Definitions & Glossary
- Bit
- The smallest unit of digital information, taking the value 0 or 1. Every integer in this calculator is processed as a sequence of bits.
- Bitwise operation
- An operation applied independently to each corresponding bit of two operands. AND, OR and XOR are the three combining operations computed here.
- Base (radix)
- The number of distinct digits a positional numeral system uses. Decimal has base 10, binary base 2, octal base 8, senary base 6 and hexadecimal base 16. Each digit position represents a power of the base.
- Unsigned integer
- A non-negative whole number with no sign bit; all bits contribute to the magnitude. This tool accepts only unsigned values.
- Senary
- Base-6 numbering using digits 0–5. The place values are powers of 6, e.g. \(24_6 = 2\times6 + 4 = 16\).
- Hexadecimal
- Base-16 numbering using digits 0–9 and letters A–F (where A=10 … F=15). Each hex digit maps cleanly to exactly four binary bits.
- Octal
- Base-8 numbering using digits 0–7. Each octal digit maps to exactly three binary bits.
- Mask
- A constant value used with a bitwise operation to select, set or clear specific bits — e.g. ANDing with \(0\text{F}_{16}\) keeps only the low four bits.
- Parity
- Whether the number of 1-bits in a value is even or odd. XOR is the basis of parity checks: the XOR of all bits equals 1 for odd parity and 0 for even parity.
FAQ
Are negative numbers supported? No. Inputs are non-negative unsigned integers; there is no two's-complement sign handling.

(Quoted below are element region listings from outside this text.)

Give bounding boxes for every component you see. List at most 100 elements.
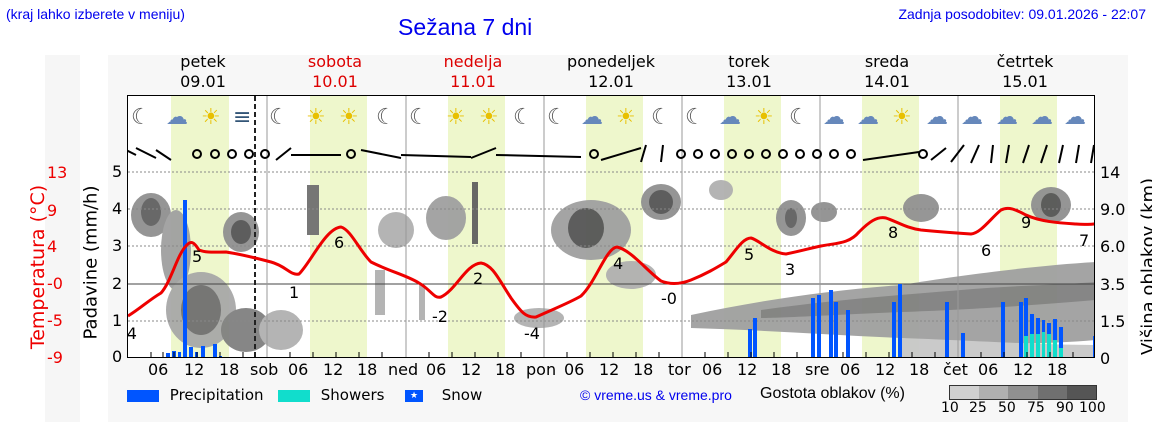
svg-text:7: 7: [1079, 231, 1089, 250]
svg-text:≡: ≡: [233, 105, 251, 130]
x-tick: pon: [526, 360, 557, 379]
scale-label: 90: [1056, 400, 1074, 416]
precip-tick: 0: [112, 347, 123, 366]
x-tick: 12: [599, 360, 620, 379]
x-tick: 12: [1013, 360, 1034, 379]
svg-text:4: 4: [613, 254, 623, 273]
temp-tick: -0: [47, 274, 63, 293]
cloud-height-tick: 9.0: [1100, 200, 1126, 219]
svg-text:☀: ☀: [446, 105, 466, 130]
cloud-height-tick: 1.5: [1100, 312, 1126, 331]
x-tick: 06: [702, 360, 723, 379]
x-tick: 12: [184, 360, 205, 379]
svg-text:☁: ☁: [961, 105, 983, 130]
scale-label: 100: [1079, 400, 1106, 416]
precip-tick: 1: [112, 311, 123, 330]
svg-text:☾: ☾: [547, 105, 567, 130]
svg-text:☀: ☀: [616, 105, 636, 130]
precip-tick: 2: [112, 274, 123, 293]
svg-text:2: 2: [473, 269, 483, 288]
temperature-labels: -4 5 1 6 -2 2 -4 4 -0 5 3 8 6 9 7: [128, 213, 1089, 343]
chart-svg: -4 5 1 6 -2 2 -4 4 -0 5 3 8 6 9 7: [128, 96, 1094, 357]
cloud-density-scale: [949, 385, 1097, 400]
x-tick: 12: [875, 360, 896, 379]
x-tick: tor: [668, 360, 691, 379]
svg-text:☀: ☀: [306, 105, 326, 130]
legend-showers: Showers: [278, 386, 384, 404]
svg-text:☁: ☁: [857, 105, 879, 130]
svg-text:-0: -0: [661, 289, 677, 308]
svg-text:6: 6: [981, 241, 991, 260]
scale-label: 75: [1027, 400, 1045, 416]
cloud-height-tick: 6.0: [1100, 237, 1126, 256]
svg-text:-4: -4: [128, 324, 137, 343]
day-header-4: torek 13.01: [726, 52, 772, 91]
temp-tick: 13: [47, 163, 68, 182]
svg-text:5: 5: [744, 245, 754, 264]
precipitation-swatch: [127, 389, 159, 402]
temp-tick: 9: [47, 201, 58, 220]
region-hint: (kraj lahko izberete v meniju): [6, 6, 185, 22]
svg-text:☾: ☾: [409, 105, 429, 130]
svg-text:-2: -2: [432, 307, 448, 326]
last-update: Zadnja posodobitev: 09.01.2026 - 22:07: [898, 6, 1146, 22]
x-tick: 06: [978, 360, 999, 379]
cloud-height-axis-title: Višina oblakov (km): [1138, 177, 1152, 356]
x-tick: 18: [909, 360, 930, 379]
temp-axis-panel: [45, 55, 80, 422]
x-tick: čet: [943, 360, 968, 379]
shower-bars: [1024, 332, 1063, 357]
precip-tick: 4: [112, 199, 123, 218]
svg-text:☾: ☾: [269, 105, 289, 130]
svg-text:☁: ☁: [996, 105, 1018, 130]
svg-text:3: 3: [785, 260, 795, 279]
svg-text:☁: ☁: [1031, 105, 1053, 130]
scale-label: 50: [998, 400, 1016, 416]
weather-icons-row: ☾ ☁ ☀ ≡ ☾ ☀ ☀ ☾ ☾ ☀ ☀ ☾ ☾ ☁ ☀ ☾ ☾ ☁ ☀ ☾ ☁ ☁ ☀ ☁ ☁ ☁ ☁ ☁: [131, 105, 1086, 130]
svg-text:☁: ☁: [1064, 105, 1086, 130]
precip-tick: 5: [112, 162, 123, 181]
day-header-2: nedelja 11.01: [443, 52, 503, 91]
x-tick: 06: [288, 360, 309, 379]
x-tick: 18: [1047, 360, 1068, 379]
svg-text:☀: ☀: [339, 105, 359, 130]
x-tick: 18: [633, 360, 654, 379]
x-tick: 12: [461, 360, 482, 379]
svg-text:-4: -4: [524, 324, 540, 343]
precipitation-axis-title: Padavine (mm/h): [80, 185, 102, 340]
scale-label: 25: [969, 400, 987, 416]
x-tick: 06: [840, 360, 861, 379]
svg-text:☾: ☾: [376, 105, 396, 130]
temp-tick: -5: [47, 311, 63, 330]
temperature-line: [128, 206, 1094, 319]
svg-text:8: 8: [888, 223, 898, 242]
x-tick: 12: [737, 360, 758, 379]
legend-precipitation: Precipitation: [127, 386, 264, 404]
day-header-3: ponedeljek 12.01: [567, 52, 655, 91]
svg-text:☁: ☁: [719, 105, 741, 130]
cloud-height-tick: 14: [1100, 163, 1121, 182]
x-tick: 18: [495, 360, 516, 379]
svg-text:☀: ☀: [479, 105, 499, 130]
x-tick: 18: [219, 360, 240, 379]
showers-swatch: [278, 389, 310, 402]
svg-text:☀: ☀: [201, 105, 221, 130]
copyright-link[interactable]: © vreme.us & vreme.pro: [580, 387, 732, 403]
precip-tick: 3: [112, 236, 123, 255]
x-tick: sob: [250, 360, 279, 379]
svg-text:☾: ☾: [651, 105, 671, 130]
svg-text:6: 6: [334, 233, 344, 252]
grid-lines: [128, 171, 1094, 322]
x-tick: sre: [805, 360, 830, 379]
cloud-height-tick: 0: [1100, 349, 1111, 368]
svg-text:☾: ☾: [513, 105, 533, 130]
day-header-0: petek 09.01: [180, 52, 226, 91]
day-header-6: četrtek 15.01: [996, 52, 1054, 91]
forecast-chart: -4 5 1 6 -2 2 -4 4 -0 5 3 8 6 9 7: [127, 95, 1095, 358]
cloud-density-label: Gostota oblakov (%): [760, 385, 905, 402]
svg-text:☁: ☁: [166, 105, 188, 130]
svg-text:5: 5: [192, 247, 202, 266]
snow-star-icon: ★: [405, 389, 423, 402]
x-tick: 12: [323, 360, 344, 379]
svg-text:☾: ☾: [131, 105, 151, 130]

What if I enter an invalid digit? A digit outside the chosen base (for example "8" in octal) is ignored/treated as 0, so check your base selection.
Why XOR for checksums? Because XORing a stream of bytes and then XORing the same stream again returns 0, XOR is a simple, reversible way to detect single-bit changes and compute parity.